On Tue, Jan 04, 2005 at 02:58:42PM -0500, [EMAIL PROTECTED] wrote:
I would strongly caution against using Sarge for a production system until there is security team support. See this message I posted to d-u when someone pointed out that they were running sarge on some servers:
http://lists.debian.org/debian-user/2004/12/msg03846.html
Interesting.
Recently, I've started using testing on production servers.
I subscribe to debian-security (+ d-s-announce) and get reports whenever there's anything released. I know what is installed on my boxes, so I know if this announcement affects me.

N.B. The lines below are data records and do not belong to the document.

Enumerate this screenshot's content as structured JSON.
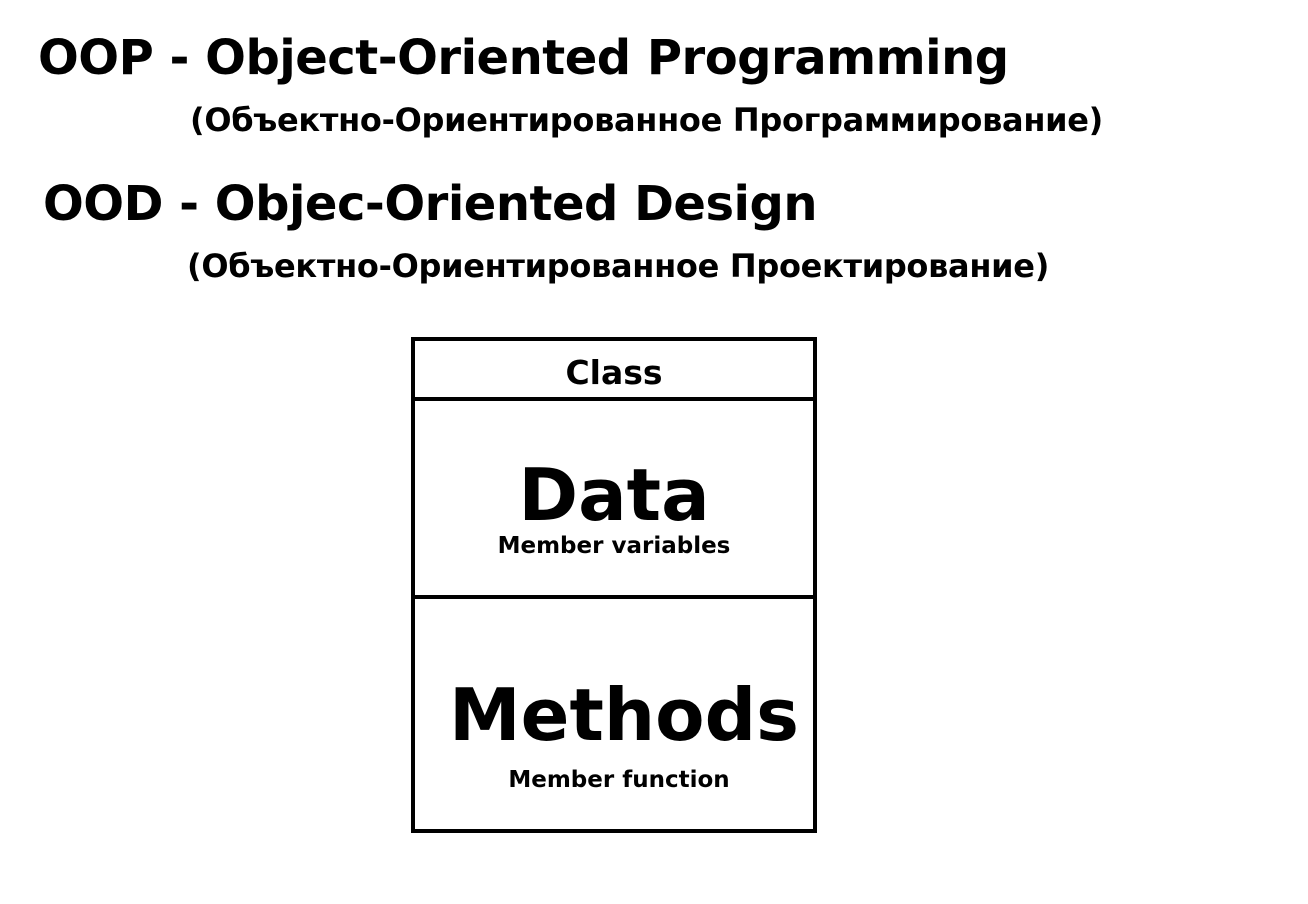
{
  "oop": {
    "heading": "OOP - Object-Oriented Programming",
    "translation": "(Объектно-Ориентированное Программирование)"
  },
  "ood": {
    "heading": "OOD - Objec-Oriented Design",
    "translation": "(Объектно-Ориентированное Проектирование)"
  },
  "class_diagram": {
    "title": "Class",
    "data": {
      "label": "Data",
      "sublabel": "Member variables"
    },
    "methods": {
      "label": "Methods",
      "sublabel": "Member function"
    }
  }
}
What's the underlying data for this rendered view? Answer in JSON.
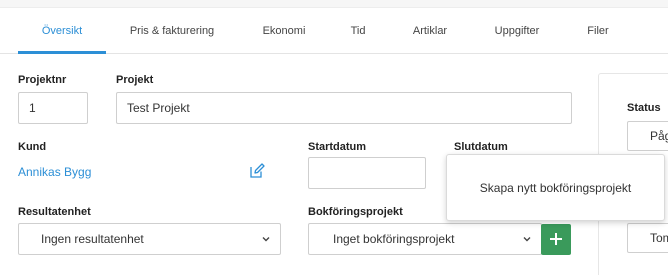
{
  "tabs": [
    {
      "label": "Översikt",
      "active": true
    },
    {
      "label": "Pris & fakturering",
      "active": false
    },
    {
      "label": "Ekonomi",
      "active": false
    },
    {
      "label": "Tid",
      "active": false
    },
    {
      "label": "Artiklar",
      "active": false
    },
    {
      "label": "Uppgifter",
      "active": false
    },
    {
      "label": "Filer",
      "active": false
    }
  ],
  "form": {
    "projektnr_label": "Projektnr",
    "projektnr_value": "1",
    "projekt_label": "Projekt",
    "projekt_value": "Test Projekt",
    "kund_label": "Kund",
    "kund_value": "Annikas Bygg",
    "startdatum_label": "Startdatum",
    "startdatum_value": "",
    "slutdatum_label": "Slutdatum",
    "resultatenhet_label": "Resultatenhet",
    "resultatenhet_value": "Ingen resultatenhet",
    "bokforingsprojekt_label": "Bokföringsprojekt",
    "bokforingsprojekt_value": "Inget bokföringsprojekt"
  },
  "right_panel": {
    "status_label": "Status",
    "status_value": "Påg",
    "row2_value": "Tom"
  },
  "tooltip": {
    "text": "Skapa nytt bokföringsprojekt"
  },
  "colors": {
    "accent": "#2c8fd6",
    "add_button": "#3a9a5b"
  }
}
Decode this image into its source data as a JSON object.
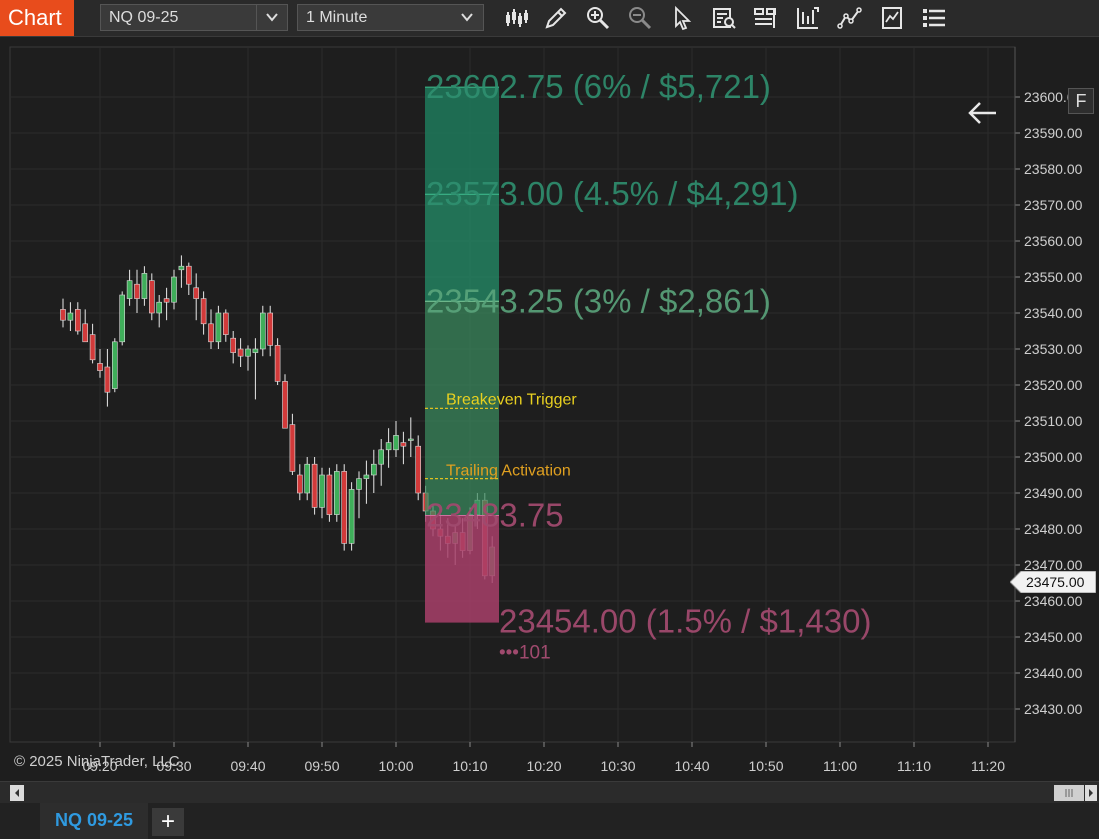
{
  "toolbar": {
    "app_title": "Chart",
    "instrument": "NQ 09-25",
    "interval": "1 Minute",
    "icons": [
      "bar-type-icon",
      "draw-pencil-icon",
      "zoom-in-icon",
      "zoom-out-icon",
      "pointer-icon",
      "data-box-icon",
      "templates-icon",
      "strategies-icon",
      "indicators-icon",
      "properties-icon",
      "list-icon"
    ]
  },
  "chart": {
    "price_axis": [
      "23600.00",
      "23590.00",
      "23580.00",
      "23570.00",
      "23560.00",
      "23550.00",
      "23540.00",
      "23530.00",
      "23520.00",
      "23510.00",
      "23500.00",
      "23490.00",
      "23480.00",
      "23470.00",
      "23460.00",
      "23450.00",
      "23440.00",
      "23430.00"
    ],
    "time_axis": [
      "09:20",
      "09:30",
      "09:40",
      "09:50",
      "10:00",
      "10:10",
      "10:20",
      "10:30",
      "10:40",
      "10:50",
      "11:00",
      "11:10",
      "11:20"
    ],
    "current_price": "23475.00",
    "copyright": "© 2025 NinjaTrader, LLC",
    "f_label": "F",
    "risk_reward": {
      "targets": [
        {
          "label": "23602.75 (6% / $5,721)",
          "price": 23602.75
        },
        {
          "label": "23573.00 (4.5% / $4,291)",
          "price": 23573.0
        },
        {
          "label": "23543.25 (3% / $2,861)",
          "price": 23543.25
        }
      ],
      "entry": {
        "label": "23483.75",
        "price": 23483.75
      },
      "stop": {
        "label": "23454.00 (1.5% / $1,430)",
        "price": 23454.0
      },
      "stop_qty": "•••101",
      "breakeven": {
        "label": "Breakeven Trigger",
        "price": 23513.5
      },
      "trailing": {
        "label": "Trailing Activation",
        "price": 23494.0
      }
    },
    "colors": {
      "background": "#1e1e1e",
      "up_candle": "#3fae5a",
      "down_candle": "#d23a3a",
      "target_zone": "#1f7a5c",
      "stop_zone": "#a8406a",
      "trigger_line": "#e0c020"
    }
  },
  "chart_data": {
    "type": "candlestick",
    "x_unit": "time",
    "y_range": [
      23425,
      23610
    ],
    "candles": [
      {
        "t": "09:15",
        "o": 23541,
        "h": 23544,
        "l": 23536,
        "c": 23538
      },
      {
        "t": "09:16",
        "o": 23538,
        "h": 23543,
        "l": 23535,
        "c": 23540
      },
      {
        "t": "09:17",
        "o": 23541,
        "h": 23543,
        "l": 23534,
        "c": 23535
      },
      {
        "t": "09:18",
        "o": 23537,
        "h": 23541,
        "l": 23532,
        "c": 23532
      },
      {
        "t": "09:19",
        "o": 23534,
        "h": 23537,
        "l": 23526,
        "c": 23527
      },
      {
        "t": "09:20",
        "o": 23526,
        "h": 23530,
        "l": 23522,
        "c": 23524
      },
      {
        "t": "09:21",
        "o": 23525,
        "h": 23530,
        "l": 23514,
        "c": 23518
      },
      {
        "t": "09:22",
        "o": 23519,
        "h": 23533,
        "l": 23518,
        "c": 23532
      },
      {
        "t": "09:23",
        "o": 23532,
        "h": 23546,
        "l": 23531,
        "c": 23545
      },
      {
        "t": "09:24",
        "o": 23544,
        "h": 23552,
        "l": 23542,
        "c": 23549
      },
      {
        "t": "09:25",
        "o": 23548,
        "h": 23552,
        "l": 23540,
        "c": 23544
      },
      {
        "t": "09:26",
        "o": 23544,
        "h": 23553,
        "l": 23542,
        "c": 23551
      },
      {
        "t": "09:27",
        "o": 23549,
        "h": 23551,
        "l": 23538,
        "c": 23540
      },
      {
        "t": "09:28",
        "o": 23540,
        "h": 23545,
        "l": 23536,
        "c": 23543
      },
      {
        "t": "09:29",
        "o": 23544,
        "h": 23547,
        "l": 23538,
        "c": 23543
      },
      {
        "t": "09:30",
        "o": 23543,
        "h": 23552,
        "l": 23541,
        "c": 23550
      },
      {
        "t": "09:31",
        "o": 23552,
        "h": 23556,
        "l": 23547,
        "c": 23553
      },
      {
        "t": "09:32",
        "o": 23553,
        "h": 23554,
        "l": 23545,
        "c": 23548
      },
      {
        "t": "09:33",
        "o": 23547,
        "h": 23551,
        "l": 23538,
        "c": 23544
      },
      {
        "t": "09:34",
        "o": 23544,
        "h": 23546,
        "l": 23534,
        "c": 23537
      },
      {
        "t": "09:35",
        "o": 23537,
        "h": 23541,
        "l": 23530,
        "c": 23532
      },
      {
        "t": "09:36",
        "o": 23532,
        "h": 23542,
        "l": 23530,
        "c": 23540
      },
      {
        "t": "09:37",
        "o": 23540,
        "h": 23541,
        "l": 23532,
        "c": 23534
      },
      {
        "t": "09:38",
        "o": 23533,
        "h": 23535,
        "l": 23526,
        "c": 23529
      },
      {
        "t": "09:39",
        "o": 23530,
        "h": 23533,
        "l": 23525,
        "c": 23528
      },
      {
        "t": "09:40",
        "o": 23528,
        "h": 23531,
        "l": 23524,
        "c": 23530
      },
      {
        "t": "09:41",
        "o": 23529,
        "h": 23533,
        "l": 23516,
        "c": 23530
      },
      {
        "t": "09:42",
        "o": 23530,
        "h": 23542,
        "l": 23528,
        "c": 23540
      },
      {
        "t": "09:43",
        "o": 23540,
        "h": 23542,
        "l": 23528,
        "c": 23531
      },
      {
        "t": "09:44",
        "o": 23531,
        "h": 23533,
        "l": 23520,
        "c": 23521
      },
      {
        "t": "09:45",
        "o": 23521,
        "h": 23523,
        "l": 23508,
        "c": 23508
      },
      {
        "t": "09:46",
        "o": 23509,
        "h": 23512,
        "l": 23495,
        "c": 23496
      },
      {
        "t": "09:47",
        "o": 23495,
        "h": 23498,
        "l": 23488,
        "c": 23490
      },
      {
        "t": "09:48",
        "o": 23490,
        "h": 23500,
        "l": 23488,
        "c": 23498
      },
      {
        "t": "09:49",
        "o": 23498,
        "h": 23500,
        "l": 23484,
        "c": 23486
      },
      {
        "t": "09:50",
        "o": 23486,
        "h": 23497,
        "l": 23483,
        "c": 23495
      },
      {
        "t": "09:51",
        "o": 23495,
        "h": 23497,
        "l": 23482,
        "c": 23484
      },
      {
        "t": "09:52",
        "o": 23484,
        "h": 23498,
        "l": 23482,
        "c": 23496
      },
      {
        "t": "09:53",
        "o": 23496,
        "h": 23498,
        "l": 23474,
        "c": 23476
      },
      {
        "t": "09:54",
        "o": 23476,
        "h": 23493,
        "l": 23474,
        "c": 23491
      },
      {
        "t": "09:55",
        "o": 23491,
        "h": 23496,
        "l": 23483,
        "c": 23494
      },
      {
        "t": "09:56",
        "o": 23494,
        "h": 23499,
        "l": 23487,
        "c": 23495
      },
      {
        "t": "09:57",
        "o": 23495,
        "h": 23502,
        "l": 23490,
        "c": 23498
      },
      {
        "t": "09:58",
        "o": 23498,
        "h": 23505,
        "l": 23492,
        "c": 23502
      },
      {
        "t": "09:59",
        "o": 23502,
        "h": 23508,
        "l": 23497,
        "c": 23504
      },
      {
        "t": "10:00",
        "o": 23502,
        "h": 23510,
        "l": 23500,
        "c": 23506
      },
      {
        "t": "10:01",
        "o": 23504,
        "h": 23507,
        "l": 23498,
        "c": 23503
      },
      {
        "t": "10:02",
        "o": 23505,
        "h": 23511,
        "l": 23500,
        "c": 23505
      },
      {
        "t": "10:03",
        "o": 23503,
        "h": 23506,
        "l": 23488,
        "c": 23490
      },
      {
        "t": "10:04",
        "o": 23490,
        "h": 23492,
        "l": 23482,
        "c": 23485
      },
      {
        "t": "10:05",
        "o": 23485,
        "h": 23487,
        "l": 23478,
        "c": 23480
      },
      {
        "t": "10:06",
        "o": 23480,
        "h": 23484,
        "l": 23474,
        "c": 23478
      },
      {
        "t": "10:07",
        "o": 23478,
        "h": 23483,
        "l": 23472,
        "c": 23476
      },
      {
        "t": "10:08",
        "o": 23476,
        "h": 23481,
        "l": 23470,
        "c": 23479
      },
      {
        "t": "10:09",
        "o": 23479,
        "h": 23483,
        "l": 23472,
        "c": 23474
      },
      {
        "t": "10:10",
        "o": 23474,
        "h": 23486,
        "l": 23473,
        "c": 23484
      },
      {
        "t": "10:11",
        "o": 23484,
        "h": 23490,
        "l": 23480,
        "c": 23488
      },
      {
        "t": "10:12",
        "o": 23488,
        "h": 23490,
        "l": 23466,
        "c": 23467
      },
      {
        "t": "10:13",
        "o": 23467,
        "h": 23478,
        "l": 23465,
        "c": 23475
      }
    ]
  }
}
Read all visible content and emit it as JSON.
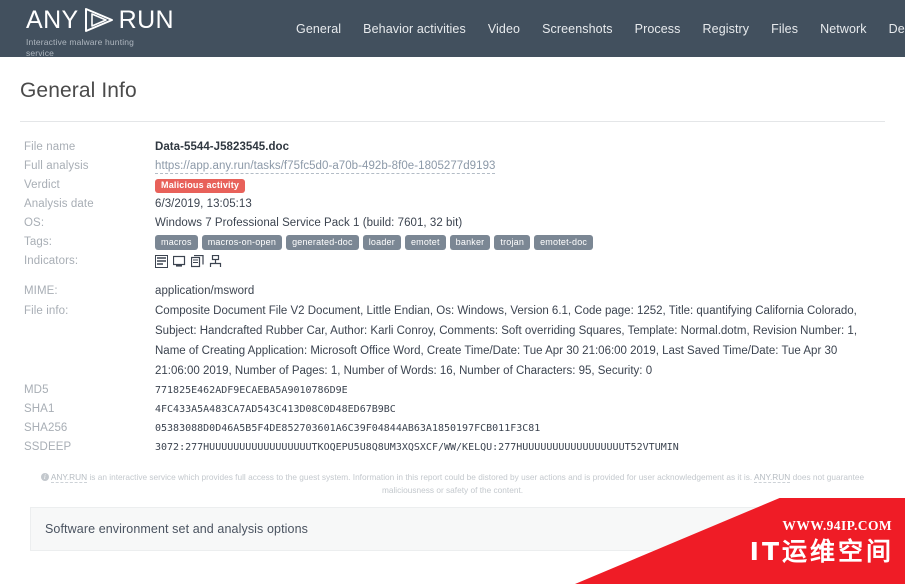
{
  "header": {
    "logo": {
      "text_left": "ANY",
      "text_right": "RUN",
      "mark": "play-triangle-icon",
      "tagline": "Interactive malware hunting service"
    },
    "nav": [
      {
        "label": "General"
      },
      {
        "label": "Behavior activities"
      },
      {
        "label": "Video"
      },
      {
        "label": "Screenshots"
      },
      {
        "label": "Process"
      },
      {
        "label": "Registry"
      },
      {
        "label": "Files"
      },
      {
        "label": "Network"
      },
      {
        "label": "Debug"
      }
    ]
  },
  "page": {
    "title": "General Info"
  },
  "general_info": {
    "file_name": {
      "label": "File name",
      "value": "Data-5544-J5823545.doc"
    },
    "full_analysis": {
      "label": "Full analysis",
      "value": "https://app.any.run/tasks/f75fc5d0-a70b-492b-8f0e-1805277d9193"
    },
    "verdict": {
      "label": "Verdict",
      "value": "Malicious activity"
    },
    "analysis_date": {
      "label": "Analysis date",
      "value": "6/3/2019, 13:05:13"
    },
    "os": {
      "label": "OS:",
      "value": "Windows 7 Professional Service Pack 1 (build: 7601, 32 bit)"
    },
    "tags": {
      "label": "Tags:",
      "values": [
        "macros",
        "macros-on-open",
        "generated-doc",
        "loader",
        "emotet",
        "banker",
        "trojan",
        "emotet-doc"
      ]
    },
    "indicators": {
      "label": "Indicators:",
      "icons": [
        "network-indicator-icon",
        "monitor-indicator-icon",
        "files-indicator-icon",
        "process-indicator-icon"
      ]
    },
    "mime": {
      "label": "MIME:",
      "value": "application/msword"
    },
    "file_info": {
      "label": "File info:",
      "value": "Composite Document File V2 Document, Little Endian, Os: Windows, Version 6.1, Code page: 1252, Title: quantifying California Colorado, Subject: Handcrafted Rubber Car, Author: Karli Conroy, Comments: Soft overriding Squares, Template: Normal.dotm, Revision Number: 1, Name of Creating Application: Microsoft Office Word, Create Time/Date: Tue Apr 30 21:06:00 2019, Last Saved Time/Date: Tue Apr 30 21:06:00 2019, Number of Pages: 1, Number of Words: 16, Number of Characters: 95, Security: 0"
    },
    "md5": {
      "label": "MD5",
      "value": "771825E462ADF9ECAEBA5A9010786D9E"
    },
    "sha1": {
      "label": "SHA1",
      "value": "4FC433A5A483CA7AD543C413D08C0D48ED67B9BC"
    },
    "sha256": {
      "label": "SHA256",
      "value": "05383088D0D46A5B5F4DE852703601A6C39F04844AB63A1850197FCB011F3C81"
    },
    "ssdeep": {
      "label": "SSDEEP",
      "value": "3072:277HUUUUUUUUUUUUUUUUUTKOQEPU5U8Q8UM3XQSXCF/WW/KELQU:277HUUUUUUUUUUUUUUUUUT52VTUMIN"
    }
  },
  "disclaimer": {
    "brand_1": "ANY.RUN",
    "text_1": "is an interactive service which provides full access to the guest system. Information in this report could be distored by user actions and is provided for user acknowledgement as it is.",
    "brand_2": "ANY.RUN",
    "text_2": "does not guarantee maliciousness or safety of the content."
  },
  "bottom_panel": {
    "label": "Software environment set and analysis options"
  },
  "watermark": {
    "url": "WWW.94IP.COM",
    "title": "IT运维空间"
  },
  "colors": {
    "header_bg": "#42505e",
    "verdict_badge": "#e8615a",
    "tag_bg": "#7b8794",
    "watermark_red": "#ef1c26",
    "label_text": "#a8aeb5",
    "value_text": "#3c4450"
  }
}
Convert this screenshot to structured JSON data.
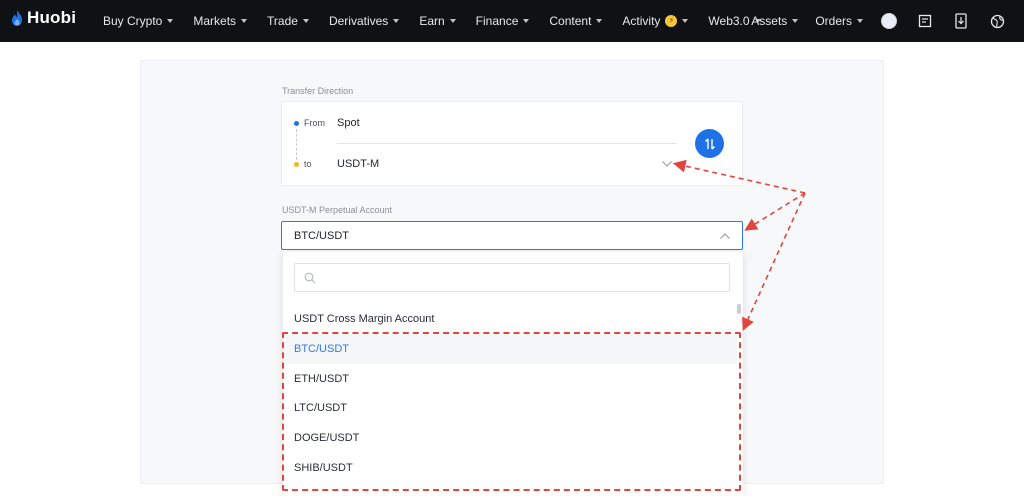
{
  "nav": {
    "logo_text": "Huobi",
    "items": [
      {
        "label": "Buy Crypto",
        "caret": true
      },
      {
        "label": "Markets",
        "caret": true
      },
      {
        "label": "Trade",
        "caret": true
      },
      {
        "label": "Derivatives",
        "caret": true
      },
      {
        "label": "Earn",
        "caret": true
      },
      {
        "label": "Finance",
        "caret": true
      },
      {
        "label": "Content",
        "caret": true
      },
      {
        "label": "Activity",
        "caret": true,
        "badge": true
      },
      {
        "label": "Web3.0",
        "caret": true
      }
    ],
    "right_items": [
      {
        "label": "Assets",
        "caret": true
      },
      {
        "label": "Orders",
        "caret": true
      }
    ],
    "icons": [
      "avatar",
      "order-icon",
      "download-icon",
      "globe-icon"
    ],
    "background": "#0f1115"
  },
  "transfer": {
    "section_label": "Transfer Direction",
    "from_label": "From",
    "from_value": "Spot",
    "to_label": "to",
    "to_value": "USDT-M",
    "from_dot_color": "#1f72e6",
    "to_dot_color": "#f0b90b",
    "swap_color": "#1f72e6"
  },
  "account": {
    "label": "USDT-M Perpetual Account",
    "selected_value": "BTC/USDT"
  },
  "dropdown": {
    "search_placeholder": "",
    "options": [
      {
        "label": "USDT Cross Margin Account",
        "selected": false
      },
      {
        "label": "BTC/USDT",
        "selected": true
      },
      {
        "label": "ETH/USDT",
        "selected": false
      },
      {
        "label": "LTC/USDT",
        "selected": false
      },
      {
        "label": "DOGE/USDT",
        "selected": false
      },
      {
        "label": "SHIB/USDT",
        "selected": false
      }
    ]
  },
  "annotation": {
    "color": "#e0453f"
  }
}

You are probably in the minority, then.
If it's been put into unstable, I'll backport the change myself. If it's not, Then I'll have a look at upstream's solution, and patch as required.
This is good.
Recently, I did have a box rooted. This was due to a user running phpbb on the system, without me knowing, despite the policy of no software without clearance from me.
That really sucks.
There's also not necesarrily a 10 day waiting period if the urgency is set high.
Neil
The only you did not address is when there is a security fix for which there is not an announcement. If a package is not already in Woody, then it is not receiving security team support and will go under the radar. Additionally, some maintainers work closely with upstream and fix the problems almost immediately. In both of those cases, you would need to be monitoring the changelog for each of your packages and watching for security-related changes to packages.
That makes me wonder. I know that there are tools like cron-apt that will perform apt-related tasks through cron jobs. Is there a way to make it (or another tool) download the changelogs and email you any new ones?